Mississippi citizens enjoy the worst health care system in the nation, according to the Commonwealth Fund. It comes in at number 51, behind every other state and the District of Columbia. Mississippians are more likely to die for lack of medical care than are the residents of any other state (plus the District of Columbia), the Commonwealth Fund says.

But according to Gov. Barbour’s website, there was a health care crisis when Barbour took office, but Barbour fixed it. He did this by jamming through legislation that provides doctors and hospitals substantial protection from lawsuits and also by finding ways to kick thousands of people off of Medicaid (in the poorest state in the country, mind you). There — problem solved. Mississippians are more likely to die preventable deaths than residents of any other state, but that is not a problem to Gov. Barbour.

Recently Barbour defended Virginia’s Confederate History Month, in particular the original proclamation that left out the little issue of slavery. If the governor doesn’t think slavery was an important issue to Mississippi when the state chose to secede from the Union in 1861, he should read the “declaration of causes” document drawn up by the state’s secession convention.

In short, Barbour is the quintessential Republican; a Republican’s Republican, if you will. He exists entirely to protect the rich and oppress the poor, and he calls that “governing.”

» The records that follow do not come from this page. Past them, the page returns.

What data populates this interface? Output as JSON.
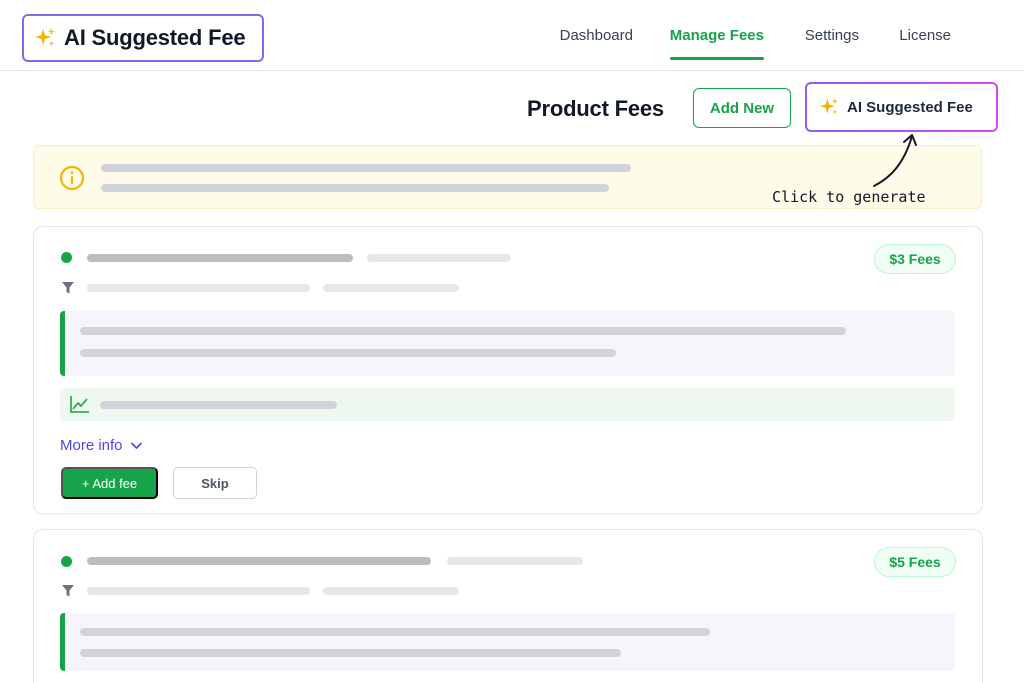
{
  "brand": {
    "title": "AI Suggested Fee",
    "icon": "sparkles-icon"
  },
  "nav": {
    "items": [
      {
        "label": "Dashboard",
        "active": false
      },
      {
        "label": "Manage Fees",
        "active": true
      },
      {
        "label": "Settings",
        "active": false
      },
      {
        "label": "License",
        "active": false
      }
    ]
  },
  "toolbar": {
    "page_title": "Product Fees",
    "add_new_label": "Add New",
    "ai_button_label": "AI Suggested Fee"
  },
  "banner": {
    "icon": "info-icon"
  },
  "callout": {
    "text": "Click to generate"
  },
  "cards": [
    {
      "fee_badge": "$3 Fees",
      "more_info_label": "More info",
      "add_fee_label": "+ Add fee",
      "skip_label": "Skip"
    },
    {
      "fee_badge": "$5 Fees"
    }
  ],
  "colors": {
    "accent_green": "#16a34a",
    "brand_purple": "#7c6cf2",
    "link_indigo": "#4f46e5",
    "banner_bg": "#fefbe8",
    "warning_amber": "#f5b301"
  }
}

Gubmint for Me, but Not for Thee

Joan Walsh has a good article at Salon called “What’s the Matter With White People?” that documents the “tea partiers” don’t grasp that health care and other reforms are to help them. They only see that their taxes are going to be used to help other people.

This point is reinforced by a recent article by Ron Brownstein.

In a mid-March Gallup survey, 57 percent of white respondents said that the bill would make things better for the uninsured, and 52 percent said that it would improve conditions for low-income families. But only one-third of whites said that it would benefit the country overall — and just one-fifth said that it would help their own family.

Compounding the confusion is a recent article by Kate Zernike in the New York Times that found many of the “tea partiers” are unemployed or retired and receiving various kinds of government assistance, even as they demonstrate against government assistance.

Mr. Grimes, who receives Social Security, has filled the back seat of his Mercury Grand Marquis with the literature of the movement, including Glenn Beck’s “Arguing With Idiots” and Frederic Bastiat’s “The Law,” which denounces public benefits as “false philanthropy.”

“If you quit giving people that stuff, they would figure out how to do it on their own,” Mr. Grimes said.

Which is something of a departure from past populist movement sparked by hard economic times.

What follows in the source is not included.